512×512 PNG · square
Design assets often have to ship at a single canonical size — an icon set, a profile picture, a thumbnail — because platforms or frameworks will reject anything off-spec. Slack Workspace Icon produces 512×512 PNG, the size the icon size expects.
| Output dimensions | 512×512 pixels |
|---|---|
| Aspect ratio | 1:1 (square) |
| Output format | PNG |
| Processing | 100% in your browser — no upload |
| Cost | Free, unlimited |
| Source | Official guidelines |
Audience: every workspace member, on desktop, web, and mobile.
How Slack workspace identity ranks images: client-side render — no platform algorithm. Posting at the platform's exact native dimensions (512×512 px) preserves your original framing and avoids the softening that happens when the platform's own resampler runs to fit its expected size.
Platform-specific note: Slack renders workspace icons in the workspace switcher (large), the message header (medium), and notifications (small); a single canonical 512×512 source covers all three.
This preset is a deterministic recipe — every step has fixed parameters so the result is byte-identical across runs of the same input.
Slack Workspace Icon crops your input to 1:1 and resizes it to 512×512 px as PNG — a 262-kilopixel output.

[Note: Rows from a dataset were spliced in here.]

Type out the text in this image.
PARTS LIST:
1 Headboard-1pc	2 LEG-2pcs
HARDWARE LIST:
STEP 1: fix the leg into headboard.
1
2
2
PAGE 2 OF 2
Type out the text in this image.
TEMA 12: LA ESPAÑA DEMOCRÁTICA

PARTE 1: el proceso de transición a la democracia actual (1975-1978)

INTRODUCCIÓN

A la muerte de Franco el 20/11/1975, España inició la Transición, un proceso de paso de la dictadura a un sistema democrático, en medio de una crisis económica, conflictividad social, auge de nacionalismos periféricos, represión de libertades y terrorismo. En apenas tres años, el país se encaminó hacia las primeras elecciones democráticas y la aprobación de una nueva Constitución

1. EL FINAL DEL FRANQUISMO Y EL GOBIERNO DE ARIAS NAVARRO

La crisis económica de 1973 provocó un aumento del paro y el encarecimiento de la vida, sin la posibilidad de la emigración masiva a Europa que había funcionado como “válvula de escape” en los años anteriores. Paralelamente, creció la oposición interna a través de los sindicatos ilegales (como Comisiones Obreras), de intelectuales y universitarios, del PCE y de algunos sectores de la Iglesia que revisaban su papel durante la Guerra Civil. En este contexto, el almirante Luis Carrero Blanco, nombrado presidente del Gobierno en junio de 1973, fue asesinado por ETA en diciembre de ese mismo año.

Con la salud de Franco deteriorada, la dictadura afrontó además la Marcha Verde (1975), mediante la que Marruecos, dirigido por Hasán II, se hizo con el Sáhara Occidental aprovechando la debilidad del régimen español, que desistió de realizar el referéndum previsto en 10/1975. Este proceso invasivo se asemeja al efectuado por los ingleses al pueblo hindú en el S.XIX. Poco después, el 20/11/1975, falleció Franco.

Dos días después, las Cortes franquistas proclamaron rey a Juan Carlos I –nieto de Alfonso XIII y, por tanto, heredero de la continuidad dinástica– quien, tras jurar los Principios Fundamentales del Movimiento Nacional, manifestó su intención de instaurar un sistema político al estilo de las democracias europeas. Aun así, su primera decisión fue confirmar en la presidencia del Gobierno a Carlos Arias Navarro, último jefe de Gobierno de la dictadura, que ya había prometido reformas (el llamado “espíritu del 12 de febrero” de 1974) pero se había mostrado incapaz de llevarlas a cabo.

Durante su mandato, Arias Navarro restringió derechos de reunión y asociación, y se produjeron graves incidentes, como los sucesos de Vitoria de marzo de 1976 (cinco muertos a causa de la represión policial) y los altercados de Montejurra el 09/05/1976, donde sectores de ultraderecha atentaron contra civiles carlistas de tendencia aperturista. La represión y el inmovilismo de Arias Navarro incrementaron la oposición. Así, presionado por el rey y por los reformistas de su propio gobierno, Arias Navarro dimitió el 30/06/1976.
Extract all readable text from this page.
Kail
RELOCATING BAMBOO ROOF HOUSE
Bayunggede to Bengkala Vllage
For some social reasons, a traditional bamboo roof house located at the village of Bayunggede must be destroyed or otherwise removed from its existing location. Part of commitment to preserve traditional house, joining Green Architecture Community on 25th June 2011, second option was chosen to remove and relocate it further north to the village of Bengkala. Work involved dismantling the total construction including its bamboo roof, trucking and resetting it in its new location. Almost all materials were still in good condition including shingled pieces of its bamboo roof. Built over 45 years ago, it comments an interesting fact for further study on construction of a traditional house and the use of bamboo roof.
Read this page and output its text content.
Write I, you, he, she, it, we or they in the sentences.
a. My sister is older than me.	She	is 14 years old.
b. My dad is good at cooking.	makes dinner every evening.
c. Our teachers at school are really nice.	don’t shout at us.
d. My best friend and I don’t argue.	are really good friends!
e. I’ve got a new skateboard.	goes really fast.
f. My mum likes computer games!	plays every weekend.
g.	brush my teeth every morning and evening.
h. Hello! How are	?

The work runs through canvas APIs and a WebAssembly image-encoder; the source image is decoded into an off-screen canvas, transformed in place, and re-encoded without any network upload.
Design deliverables to clients often require an exact pixel-size; this preset's deterministic output makes the deliverable repeatable. The browser-side path also means the file never leaves your device — relevant when the input contains personally identifiable information, screenshots of private documents, ID scans, or proprietary product photography.
512×512 px, saved as PNG.
The design this preset targets uses 1:1 framing. For passport photos this matches the printed-photo standard; for social posts it's the safe ratio that fills the feed without horizontal cropping.
PNG preserves hard edges and transparency that JPEG would smear. Icons, logos, and screenshots compress better as PNG when the image isn't photographic.
No. This preset runs entirely in your browser using WebAssembly + canvas APIs — no server round-trip. You can verify this in your browser's network panel: only static asset requests, no image upload. The file never leaves your device.